The plan for this construction project and everything it entailed was not new – it was only not discussed in public until the works were about to begin. The detailed urban plan which placed the kindergarten in the schoolyard was adopted in 2009 by the local parliament; upon closer inspection, it seems to be flawed, full of contradictions, and outdated. The building permit was first obtained in 2014 and renewed in 2017; it was issued even though the necessary documentation seems to be incomplete and the project itself is, to put it mildly, of dubious quality. All of these shortcomings have been discovered and publicized by local activists, who have submitted a request for inspection to the planning and construction authorities and filed an appeal to the Administrative court of Montenegro.

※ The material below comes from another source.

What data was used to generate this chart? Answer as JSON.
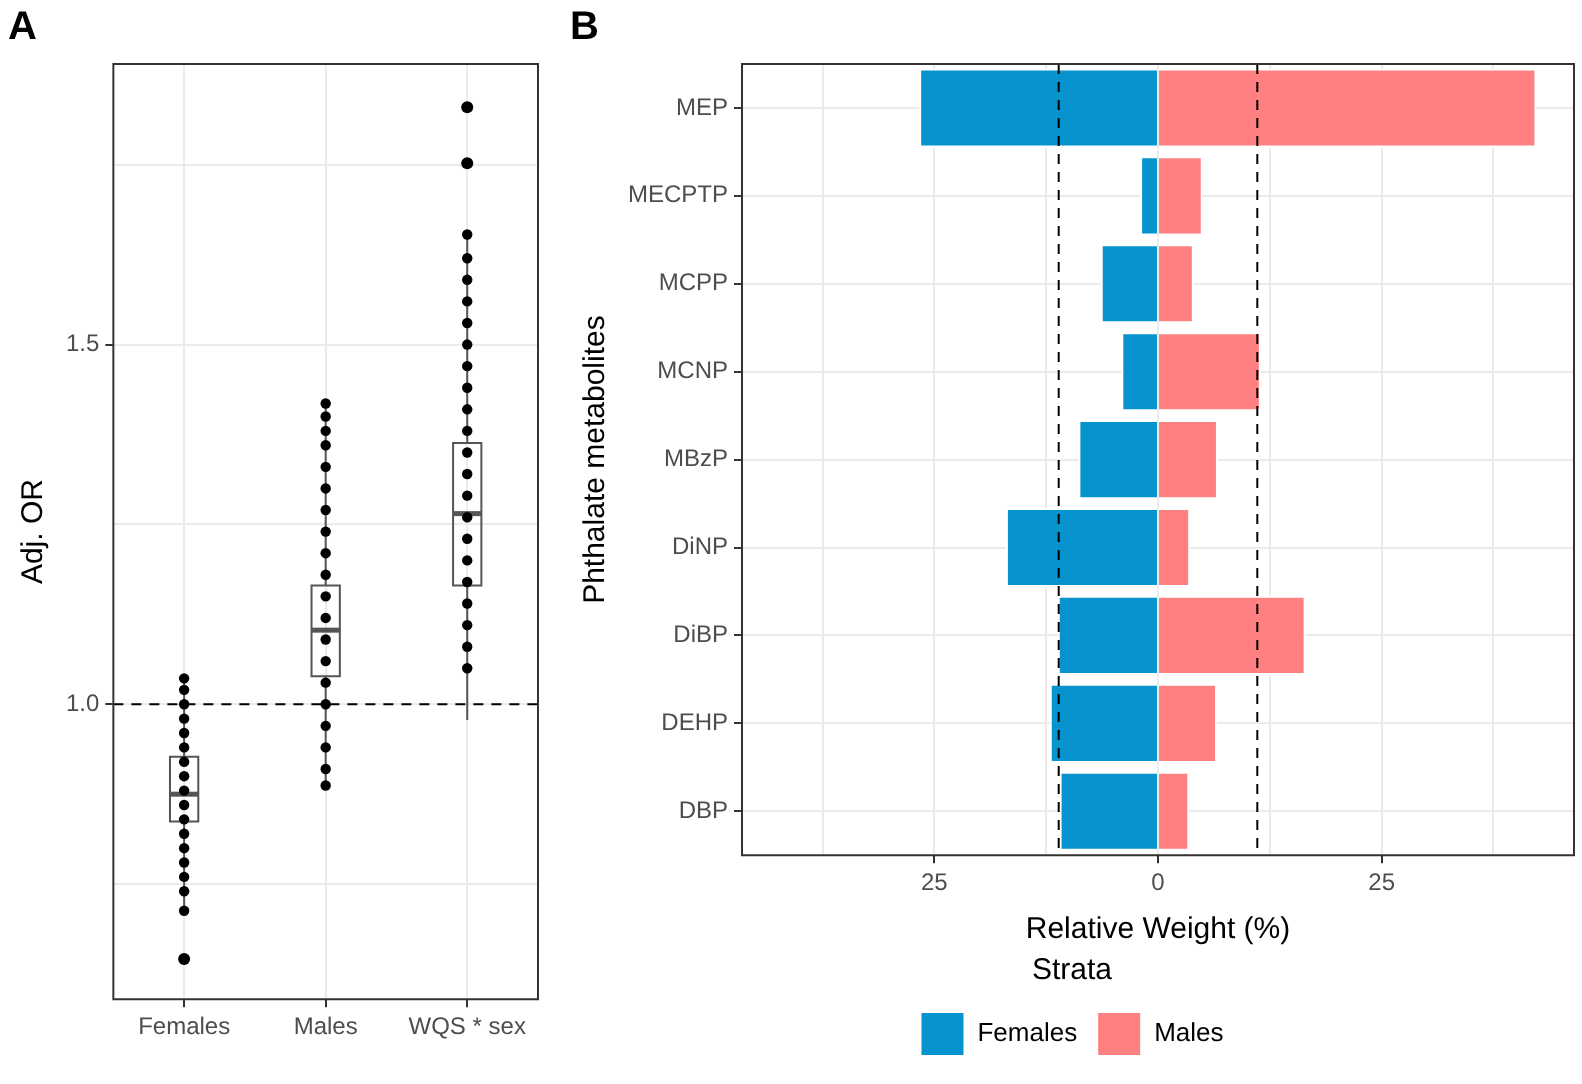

None of this really mattered. During the winter school break, while the procedures for assessing the validity of the plans were still ongoing, early in the morning of January 17, without warning, the trees in the cypress park were cut down. Since the official construction plan didn’t even account for this greenery (which was one of the shortcomings above), the authorities didn’t provide any official information on what portion of the park was to be destroyed, or why the works couldn’t wait for the official ruling on the citizen's appeals against this decision. Construction firms hired to do the job came from other cities. When the activists tried stopping them, the local police interfered and carried the protesters out of the park. According to activist’s accounts, 91 out of 127 cypress trees were cut down.

The damage Bar suffered is irreparable. The centrally located park provided protection from the strong sea winds and erosion, representing a natural oasis for the schoolyard and was, by all accounts, a beloved local landmark. So, why did this happen? In short, because it was convenient for the government, and because the wishes, needs, and long-term interests of the citizens are not the government’s prerogative. A longer answer would have to take into account flawed spatial planning procedures, which have for decades deliberately excluded people from the decision-making processes. The usual strategies of exclusion include lack of promotion for necessary public consultations, failure to provide the required materials in time and a format accessible to the broader audience, and the deliberate withholding of important (and possibly unpopular) facts. The goal is to have the consultative procedures formally fulfilled but essentially rendered meaningless, designed to confuse the wider public and discourage citizens from getting to the bottom of the planning process. What lies at the root is, of course, private interests - turning public space and public property into lucrative business opportunities for privileged individuals.

The case of Bar is not fundamentally different, even though the building in question is a public kindergarten – not a new tower built by some controversial “strategic investor,” as is usually the case. By placing the new pre-school facility for 400 children in the existing, already crowded schoolyard mostly used by high schoolers, the local government and the Ministry of Education have violated current planning rules and prescribed construction codes. Such a decision, however, was strategic - it preserved some other piece of publicly owned land in Bar for future, money-making construction projects. In this business calculus, a public park could only ever be a nuisance, an obstacle to getting rid of it – and that’s precisely what happened, common sense and the public interest be damned. One of the many sad ironies of this episode is that the construction of the future kindergarten is funded with a credit from the Council of Europe Development Bank, an institution whose Environmental and Social Safeguards Policy clearly states its commitment to promoting good environmental practices.